Voix off : Au cinéma, le réalisme, ce n'est pas le réel !


Mohammed Bakrim
Vendredi 15 Mai 2009

J'étais, mardi dernier,  l'invité de l'école de cinéma de Marrakech où j'ai présenté des extraits de films marocains. L'intérêt des jeunes cinéastes pour connaître le cinéma de leurs aînés fait chaud au cœur. Cela rassure;  la transmission qui est une éthique de l'acte pédagogique est en marche. Cela n'empêche pas le débat. Et les questions que m'ont posées les étudiants de cinéma ont porté principalement sur le rapport cinéma réalité.
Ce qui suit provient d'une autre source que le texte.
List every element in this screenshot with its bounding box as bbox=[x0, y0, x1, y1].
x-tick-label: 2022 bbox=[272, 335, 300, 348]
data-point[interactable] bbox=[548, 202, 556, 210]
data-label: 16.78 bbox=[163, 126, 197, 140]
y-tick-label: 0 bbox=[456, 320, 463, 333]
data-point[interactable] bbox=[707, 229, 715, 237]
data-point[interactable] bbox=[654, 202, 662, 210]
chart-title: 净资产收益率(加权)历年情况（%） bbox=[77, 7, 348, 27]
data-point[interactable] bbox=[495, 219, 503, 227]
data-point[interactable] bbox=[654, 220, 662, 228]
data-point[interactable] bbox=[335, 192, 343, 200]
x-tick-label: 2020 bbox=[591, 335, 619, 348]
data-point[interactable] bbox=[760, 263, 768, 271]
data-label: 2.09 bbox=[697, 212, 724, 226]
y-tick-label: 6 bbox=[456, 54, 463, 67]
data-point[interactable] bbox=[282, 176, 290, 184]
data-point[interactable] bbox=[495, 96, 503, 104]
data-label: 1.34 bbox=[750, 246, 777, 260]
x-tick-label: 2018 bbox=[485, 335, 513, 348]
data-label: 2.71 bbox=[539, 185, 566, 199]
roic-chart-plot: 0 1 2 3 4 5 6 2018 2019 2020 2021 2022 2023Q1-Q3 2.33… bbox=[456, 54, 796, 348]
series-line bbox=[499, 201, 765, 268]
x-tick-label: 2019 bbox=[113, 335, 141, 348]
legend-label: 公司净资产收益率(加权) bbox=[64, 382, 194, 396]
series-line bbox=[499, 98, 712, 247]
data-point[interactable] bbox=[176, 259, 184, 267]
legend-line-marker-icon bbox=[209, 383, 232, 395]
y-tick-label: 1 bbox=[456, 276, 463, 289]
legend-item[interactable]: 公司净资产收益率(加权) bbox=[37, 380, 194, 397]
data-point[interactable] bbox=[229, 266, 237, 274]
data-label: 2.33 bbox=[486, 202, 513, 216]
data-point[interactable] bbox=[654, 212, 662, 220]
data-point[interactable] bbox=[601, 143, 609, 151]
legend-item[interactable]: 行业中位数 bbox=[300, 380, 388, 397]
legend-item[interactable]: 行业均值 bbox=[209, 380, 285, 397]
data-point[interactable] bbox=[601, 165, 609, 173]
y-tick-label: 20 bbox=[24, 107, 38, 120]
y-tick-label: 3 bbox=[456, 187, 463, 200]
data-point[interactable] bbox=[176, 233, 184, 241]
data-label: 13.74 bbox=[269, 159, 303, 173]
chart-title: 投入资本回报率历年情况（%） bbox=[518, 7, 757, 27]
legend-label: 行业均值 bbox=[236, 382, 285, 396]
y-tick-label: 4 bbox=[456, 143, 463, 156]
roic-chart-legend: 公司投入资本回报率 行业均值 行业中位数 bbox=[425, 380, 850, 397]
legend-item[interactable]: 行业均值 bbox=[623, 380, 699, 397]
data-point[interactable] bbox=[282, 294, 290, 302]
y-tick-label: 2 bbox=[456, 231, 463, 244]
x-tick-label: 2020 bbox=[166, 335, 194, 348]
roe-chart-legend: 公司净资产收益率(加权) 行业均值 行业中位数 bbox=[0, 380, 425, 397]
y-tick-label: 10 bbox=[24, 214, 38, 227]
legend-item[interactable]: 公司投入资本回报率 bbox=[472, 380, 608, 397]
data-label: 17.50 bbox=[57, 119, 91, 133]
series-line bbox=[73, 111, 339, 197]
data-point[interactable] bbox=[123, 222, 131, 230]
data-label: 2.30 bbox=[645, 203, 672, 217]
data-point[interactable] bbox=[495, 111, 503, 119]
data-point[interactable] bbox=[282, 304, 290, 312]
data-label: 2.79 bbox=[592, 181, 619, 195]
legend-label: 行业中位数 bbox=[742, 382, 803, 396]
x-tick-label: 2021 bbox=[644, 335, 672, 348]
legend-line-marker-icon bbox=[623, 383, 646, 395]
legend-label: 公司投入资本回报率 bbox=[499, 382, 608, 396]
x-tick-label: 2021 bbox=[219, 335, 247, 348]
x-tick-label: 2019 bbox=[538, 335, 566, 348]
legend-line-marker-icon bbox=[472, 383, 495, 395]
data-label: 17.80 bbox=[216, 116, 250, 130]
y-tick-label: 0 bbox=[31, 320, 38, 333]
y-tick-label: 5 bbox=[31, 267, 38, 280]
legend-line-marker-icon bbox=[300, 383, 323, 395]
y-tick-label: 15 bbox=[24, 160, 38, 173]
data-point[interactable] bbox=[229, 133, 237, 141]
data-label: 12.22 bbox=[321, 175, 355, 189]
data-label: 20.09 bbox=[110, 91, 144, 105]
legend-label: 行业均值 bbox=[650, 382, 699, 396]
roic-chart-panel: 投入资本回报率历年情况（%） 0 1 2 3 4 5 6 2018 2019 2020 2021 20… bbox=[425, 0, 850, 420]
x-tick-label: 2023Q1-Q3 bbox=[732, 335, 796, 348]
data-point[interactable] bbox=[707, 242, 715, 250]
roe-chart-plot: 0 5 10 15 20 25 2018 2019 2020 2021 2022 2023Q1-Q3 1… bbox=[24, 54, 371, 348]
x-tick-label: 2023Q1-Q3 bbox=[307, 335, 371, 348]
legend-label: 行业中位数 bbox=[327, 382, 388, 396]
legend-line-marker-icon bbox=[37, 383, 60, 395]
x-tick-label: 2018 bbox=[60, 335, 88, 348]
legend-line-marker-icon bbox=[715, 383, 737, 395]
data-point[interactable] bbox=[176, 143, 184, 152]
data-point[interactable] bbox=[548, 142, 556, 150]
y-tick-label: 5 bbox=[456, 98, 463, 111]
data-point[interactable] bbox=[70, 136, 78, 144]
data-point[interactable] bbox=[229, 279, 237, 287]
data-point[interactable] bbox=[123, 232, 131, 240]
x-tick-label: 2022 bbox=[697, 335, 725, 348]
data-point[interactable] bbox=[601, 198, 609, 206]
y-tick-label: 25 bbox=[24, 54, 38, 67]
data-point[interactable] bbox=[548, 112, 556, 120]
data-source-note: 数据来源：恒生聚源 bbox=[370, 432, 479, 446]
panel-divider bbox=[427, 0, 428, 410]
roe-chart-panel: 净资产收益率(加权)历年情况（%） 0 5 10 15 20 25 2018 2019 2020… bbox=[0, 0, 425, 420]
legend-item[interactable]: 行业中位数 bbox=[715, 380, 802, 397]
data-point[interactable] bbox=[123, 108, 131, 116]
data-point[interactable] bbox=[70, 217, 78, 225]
Vieux débat mais toujours passionnant…
Vous vous rappelez certainement ce beau film de François Truffaut « La nuit américaine ». Il est formidable dans sa présentation de l’univers du cinéma comme il l’est dans sa présentation de la perception de Truffaut et des rapports entre le cinéma et la vie. Voici un extrait du scénario : “Je sais, il y a la vie privée...mais la vie privée, elle, est boiteuse pour tout le monde. Les films sont plus harmonieux que la vie, Alphonse. Il n’y a pas d’embouteillage dans les films, il n’y a pas de temps morts. Les films avancent comme des trains, tu comprends comme des trains dans la nuit. Les gens comme toi, comme moi, tu le sais bien, on est fait pour être heureux dans le travail… dans notre travail de cinéma”.
Depuis sa naissance, le cinéma a été confronté à  la question du statut du réel à partir de la distinction théorique documentaire-fiction. Les images projetées renvoient-elles à un référent ou sont-elles l’expression d’un imaginaire? Les conditions de tournage sont à ce niveau un indicateur pertinent permettant de préciser la nature du regard porté sur une réalité.  Quand on est dans un spectacle, le niveau de la réception cette fois, peut-on dire que nous sommes dans un rapport à des données réelles ou nous sommes déjà dans les conditions d’une fiction?
Une distinction peut intervenir au niveau de l’information accompagnant le film (la délimitation en genre par exemple); à ce niveau, on peut parler alors du film documentaire et du film de fiction permettant ainsi au spectateur d’adopter une attitude à son égard.
Ce débat n’est pas fortuit, d’abord pour ses vertus didactiques, ensuite il se pose au moment où le cinéma marocain est porté par un désir de témoigner de plus en plus évident à l’égard par exemple des années de plomb. Des scénarios portés par l’ambition de décrire, de restituer des moments de ces années terribles. Mais comment procéder? Il faut reconnaître que le projet est bloqué par la surcharge thématique qu’il véhicule dans la mesure où il fait appel à un désir d’imaginaire et par une volonté de témoignage. Nous retrouvons ici une caractéristique majeure du cinéma marocain, à savoir le verrouillage du récit par l’histoire ; la narration sublimée par la monstration.
Peut-être que dans chaque cinéaste, il y a un documentariste frustré (Voir Latif Lahlou dans son premier film « Soleil de printemps »). Le documentaire est la structure absente de notre production audiovisuelle : peut-être qu’une activité florissante  autour du documentaire aurait libéré l’expression de l’imaginaire aujourd’hui en panne (même si mon ami Lagtaâ avait déjà critiqué cette notion sur nos colonnes). Je dirai aussi que le passage par le documentaire est aussi une école qui favorise une maîtrise de l’outil cinématographique. Le passage du documentaire est aussi une question de transfert de signification. Récit fictionnel ou projet de description passe également par l’organisation de l’activité de la caméra. Libéré du souci de témoigner, la narration cinématographique s’autonomise. Gros plans, plans américains, plans généraux se succèdent; l’ellipse, le montage alterné, le montage parallèle font que le statut du réel au cinéma devient formaté par le langage. On passe tout simplement de la réalité à la diégèse.